Menurut Siti, penerapan prinsip-prinsip ESG pada subsektor pertambangan minerba dibutuhkan untuk pengendalian dampak terhadap lingkungan dan sosial. Ia menekankan bahwa penerapan ESG merupakan tantangan sekaligus peluang bagi keberlanjutan usaha dan peningkatan daya saing sektor pertambangan di Indonesia.

Sekretaris Umum Asosiasi Penambang Nikel Indonesia (APNI), Meidy Katrin Lengkey, menilai bahwa pemerintah perlu membuat payung hukum khusus untuk mempercepat penerapan ESG di sektor tambang. Ia menegaskan, regulasi tersebut penting agar perusahaan memiliki kewajiban yang jelas dalam menjalankan prinsip keberlanjutan.

“Karena ESG ini harus diatur dalam aturan, regulasi. Karena kenapa? Berbicara punishment, berbicara sanksi, dan berbicara kewajiban. Itu saja sih. Jadi kita lagi kasih masukan ke pemerintah, mudah-mudahan bisa selesai,” ucap Meidy.

Meidy menambahkan bahwa penerapan ESG di Indonesia perlu disesuaikan dengan kondisi nasional, namun tetap dapat diterima oleh pasar internasional.

Sementara itu, Chief Executive Officer Landscape Indonesia, Agus Sari, menyampaikan bahwa posisi nikel dalam struktur ekonomi nasional semakin penting, seiring dengan peningkatan investasi dan ekspor komoditas tersebut.

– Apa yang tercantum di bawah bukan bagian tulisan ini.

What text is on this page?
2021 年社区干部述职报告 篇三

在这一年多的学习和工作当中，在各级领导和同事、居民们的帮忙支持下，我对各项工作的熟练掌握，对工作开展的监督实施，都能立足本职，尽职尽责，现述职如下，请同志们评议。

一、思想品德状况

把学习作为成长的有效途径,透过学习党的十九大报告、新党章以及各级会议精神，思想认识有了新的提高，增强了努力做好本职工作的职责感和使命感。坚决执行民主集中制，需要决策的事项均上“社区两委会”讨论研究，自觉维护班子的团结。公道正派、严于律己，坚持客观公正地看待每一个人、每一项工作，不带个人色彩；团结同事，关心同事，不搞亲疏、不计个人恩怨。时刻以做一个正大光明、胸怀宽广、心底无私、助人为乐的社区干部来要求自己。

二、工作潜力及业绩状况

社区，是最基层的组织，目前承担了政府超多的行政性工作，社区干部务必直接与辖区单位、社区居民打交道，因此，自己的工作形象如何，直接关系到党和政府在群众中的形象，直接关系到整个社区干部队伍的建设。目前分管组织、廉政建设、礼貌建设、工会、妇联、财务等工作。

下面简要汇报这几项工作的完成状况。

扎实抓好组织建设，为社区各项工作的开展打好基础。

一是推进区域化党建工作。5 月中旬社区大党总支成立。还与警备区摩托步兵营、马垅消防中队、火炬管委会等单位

“Perlu dilihat apakah pertumbuhan ekonomi dari nikel ini menyejahterakan masyarakat. Dengan aliran investasi sebesar ini, berapakah yang benar-benar dinikmati Indonesia?” kata Agus.

Ia menilai bahwa dampak ekonomi pertambangan nikel tidak bisa hanya diukur dari pertumbuhan atau ekspor, tetapi juga dari sejauh mana masyarakat sekitar tambang memperoleh manfaat ekonomi jangka panjang.

“Korporasi pengelola tambang dan pemerintah perlu memastikan bahwa operasional tambang yang telah berhenti tidak menimbulkan masalah ekonomi-sosial baru,” ujar Agus.

Dengan potensi besar yang dimiliki, Indonesia dinilai memiliki peluang untuk menjadi pusat industri nikel berkelanjutan dunia. Namun, tanpa penerapan ESG yang menyeluruh, posisi strategis itu berisiko kehilangan legitimasi di pasar global yang semakin menuntut praktik hijau. (Tubagus)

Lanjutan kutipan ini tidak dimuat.